Environment committee MEPs have recommended that the extension should not run beyond January 2021, when new International Civil Aviation Organisation (ICAO) rules come into effect.
They will take an initial vote on the proposals on Wednesday ahead of negotiations with national ministers.
The EU signed the Convention in June, but formal accession requires national ministers to sign off on the plan and for MEPs to ratify it.
In the draft motion, to be voted on tomorrow, urges ministers to speed up this process, but also raises concerns over the scope of the EU’s accession.
MEPs have repeatedly called for the EU to accede to the Convention, as well as for the governments that have not yet done so to ratify it.
The debate ends with the authors of the report resuming their main arguments.
French Socialist Christine Revault d'Allonnes-Bonnefoy says the success of the Istanbul Convention is "undeniable" and it was "high time" the EU acceded to the treaty.
Accession would allow the member states to "fully implement" the Convention, she argues.
Swedish centre-right MEP Anne Maria Corazza Bildt says the EU already has competency in judicial co-operation to combat certain crimes.
She calls for new EU legislation to "strengthen capabilities" when it comes to violence against women.
Spanish left-wing MEP Angela Vallina calls for accession to the Convention but says there is a need to "go beyond" the provisions in the treaty itself.
She adds that this why she is supporting the report drawn by the European Parliament committees, which calls on member states to adopt adequate financial resources to tackle the problem.
"We shouldn't engage in triumphalism," she adds.

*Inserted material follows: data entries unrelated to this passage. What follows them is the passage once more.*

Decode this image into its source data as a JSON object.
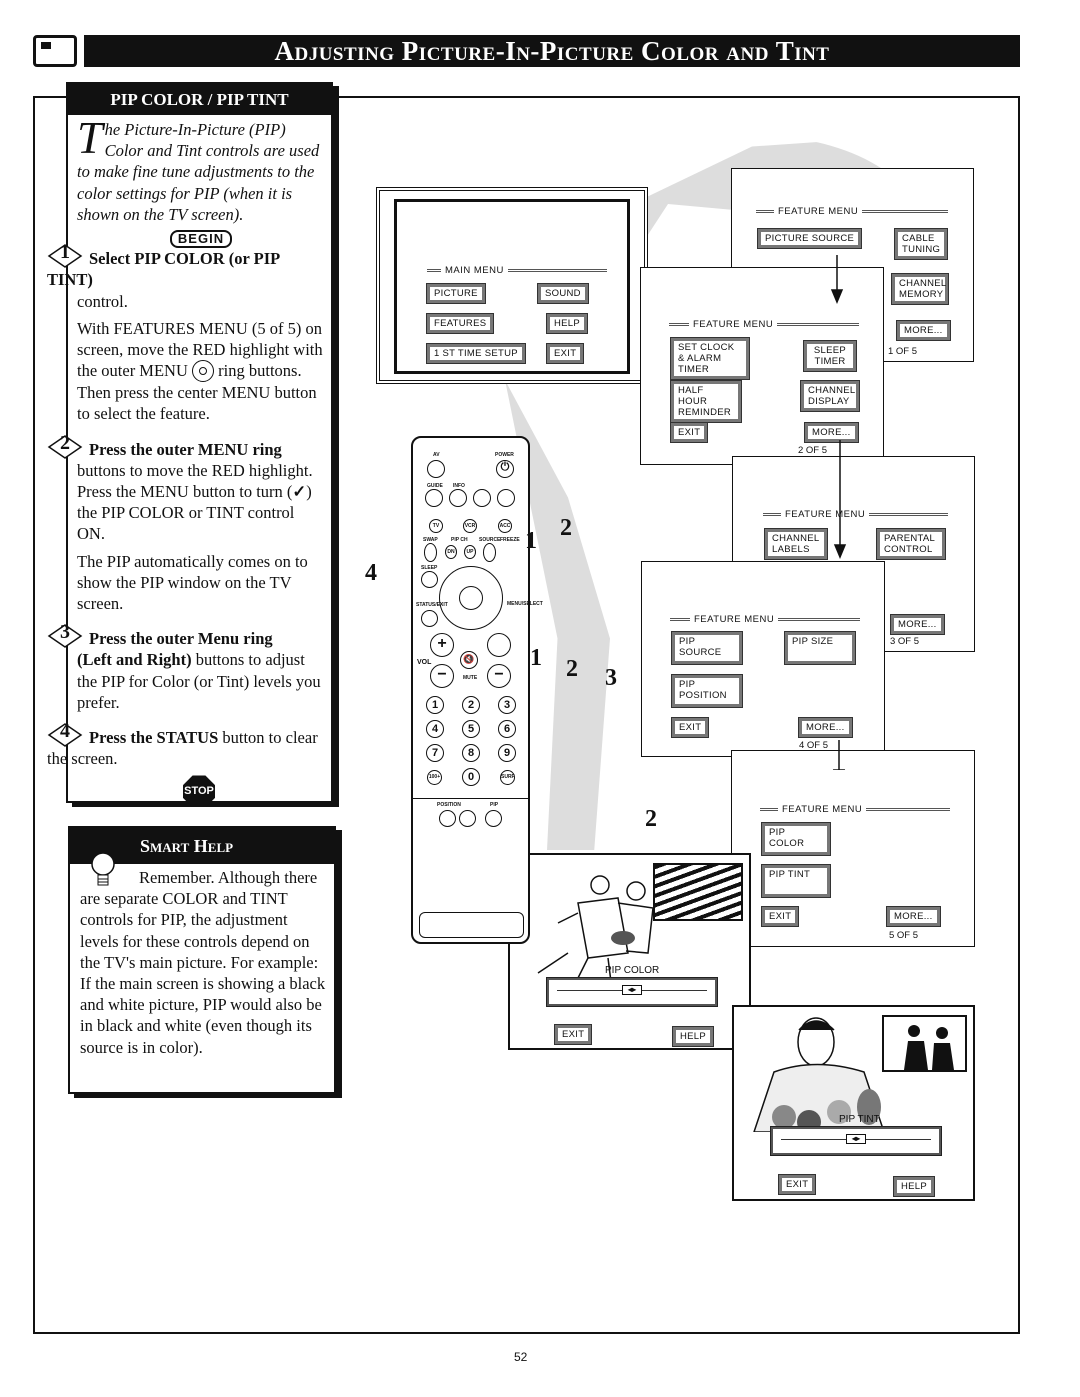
{
  "header": {
    "title": "Adjusting Picture-In-Picture Color and Tint",
    "icon": "tv-icon"
  },
  "left_panel": {
    "heading": "PIP COLOR / PIP TINT",
    "intro_dropcap": "T",
    "intro": "he Picture-In-Picture (PIP) Color and Tint controls are used to make fine tune adjustments to the color settings for PIP (when it is shown on the TV screen).",
    "begin_label": "BEGIN",
    "steps": [
      {
        "num": "1",
        "title": "Select PIP COLOR (or PIP TINT)",
        "title_tail": " control.",
        "text": "With FEATURES MENU (5 of 5) on screen, move the RED highlight with the outer MENU",
        "text2": " ring buttons. Then press the center MENU button to select the feature."
      },
      {
        "num": "2",
        "title": "Press the outer MENU ring",
        "text": " buttons to move the RED highlight. Press the MENU button to turn (",
        "check": "✓",
        "text2": ") the  PIP COLOR or TINT control ON.",
        "text3": "The PIP automatically comes on to show the PIP window on the TV screen."
      },
      {
        "num": "3",
        "title": "Press the outer Menu ring",
        "title2": "(Left and Right)",
        "text": " buttons to adjust the PIP for Color (or Tint) levels you prefer."
      },
      {
        "num": "4",
        "title": "Press the STATUS",
        "text": " button to clear the screen."
      }
    ],
    "stop_label": "STOP"
  },
  "smart_help": {
    "heading": "Smart Help",
    "text": "Remember. Although there are separate COLOR and TINT controls for PIP, the adjustment levels for these controls depend on the TV's main picture. For example: If the main screen is showing a black and white picture, PIP would also be in black and white (even though its source is in color)."
  },
  "main_menu": {
    "title": "MAIN MENU",
    "buttons": [
      "PICTURE",
      "SOUND",
      "FEATURES",
      "HELP",
      "1 ST TIME SETUP",
      "EXIT"
    ]
  },
  "feature_menus": [
    {
      "title": "FEATURE MENU",
      "buttons": [
        "PICTURE SOURCE",
        "CABLE TUNING",
        "CHANNEL MEMORY",
        "MORE..."
      ],
      "page": "1  OF 5"
    },
    {
      "title": "FEATURE MENU",
      "buttons": [
        "SET CLOCK & ALARM TIMER",
        "SLEEP TIMER",
        "HALF HOUR REMINDER",
        "CHANNEL DISPLAY",
        "EXIT",
        "MORE..."
      ],
      "page": "2  OF 5"
    },
    {
      "title": "FEATURE MENU",
      "buttons": [
        "CHANNEL LABELS",
        "PARENTAL CONTROL",
        "MORE..."
      ],
      "page": "3  OF 5"
    },
    {
      "title": "FEATURE MENU",
      "buttons": [
        "PIP SOURCE",
        "PIP SIZE",
        "PIP POSITION",
        "EXIT",
        "MORE..."
      ],
      "page": "4  OF 5"
    },
    {
      "title": "FEATURE MENU",
      "buttons": [
        "PIP COLOR",
        "PIP TINT",
        "EXIT",
        "MORE..."
      ],
      "page": "5  OF 5"
    }
  ],
  "pip_color_screen": {
    "label": "PIP COLOR",
    "exit": "EXIT",
    "help": "HELP",
    "level": 0.5
  },
  "pip_tint_screen": {
    "label": "PIP TINT",
    "exit": "EXIT",
    "help": "HELP",
    "level": 0.5
  },
  "remote": {
    "labels": [
      "AV",
      "POWER",
      "GUIDE",
      "INFO",
      "SWAP",
      "PIP CH",
      "SOURCE",
      "FREEZE",
      "SLEEP",
      "STATUS/EXIT",
      "MENU/SELECT",
      "VOL",
      "MUTE",
      "POSITION",
      "PIP"
    ],
    "small_buttons": [
      "TV",
      "VCR",
      "ACC"
    ],
    "ch": [
      "DN",
      "UP"
    ],
    "digits": [
      "1",
      "2",
      "3",
      "4",
      "5",
      "6",
      "7",
      "8",
      "9",
      "100+",
      "0",
      "SURF"
    ]
  },
  "callouts": [
    "1",
    "2",
    "4",
    "1",
    "2",
    "3",
    "2"
  ],
  "page_number": "52"
}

Conservative MP Julie Girling urges all member states to ratify and implement the terms of the Convention.
However, she says the report drawn up by MEPs proposes things that would go "way beyond the scope" of the treaty and risk encroaching on the rights of member states.
It is for this reason alone that she will vote against it at the vote tomorrow, she adds.
Gender Equality Commissioner Vera Jourova says the Convention is the "best available tool" at an international level to fight against violence against women.
The European Commission will "continue to push progress" towards EU accession, she adds.
Swedish centre-right MEP Anna Maria Corazza Bildt, one of the two MEPs who has drafted the report, says EU membership of the Istanbul Convention will provide a "better legal framework" to combat violence against women.
It is the "first and only" international act to criminalise violence against women, and recognise it as a breach of human rights and act of discrimination.
She also calls on "all member states" to ratify and implement it.
With no changes made to the agenda, MEPs move onto their first debate - a motion from the women’s rights and civil liberties committees recommending that the EU speeds up its ratification of the Istanbul Convention.
The Convention, which came into force in 2014, is an international treaty proposed by the Council of Europe aiming to reduce violence against women and girls.
Signatories commit to providing 24/7 helplines, giving the police the power to remove perpetrators from their homes, and setting up an adequate number of shelters and refuges.
All 28 member states have signed the Convention, and 14 have fully ratified it.
Supporters say getting the EU to accede to the Convention as well will improve the support available to victims and the effectiveness of data collection schemes.
Hello and welcome to this first plenary sitting of the European Parliament in Strasbourg after the summer recess.
The sitting will begin with administrative announcements, after which MEPs will have the chance to request additions or changes to this week’s agenda or make points of order.
Proposals to add a debate to the agenda have to be made to the President at least one hour before the sitting opens, and can be tabled by one of the Parliament’s committees, one of its political groups, or a group of 40 MEPs.
In order to be formally added, an item must be approved by a simple majority – and can be done on a show of hands.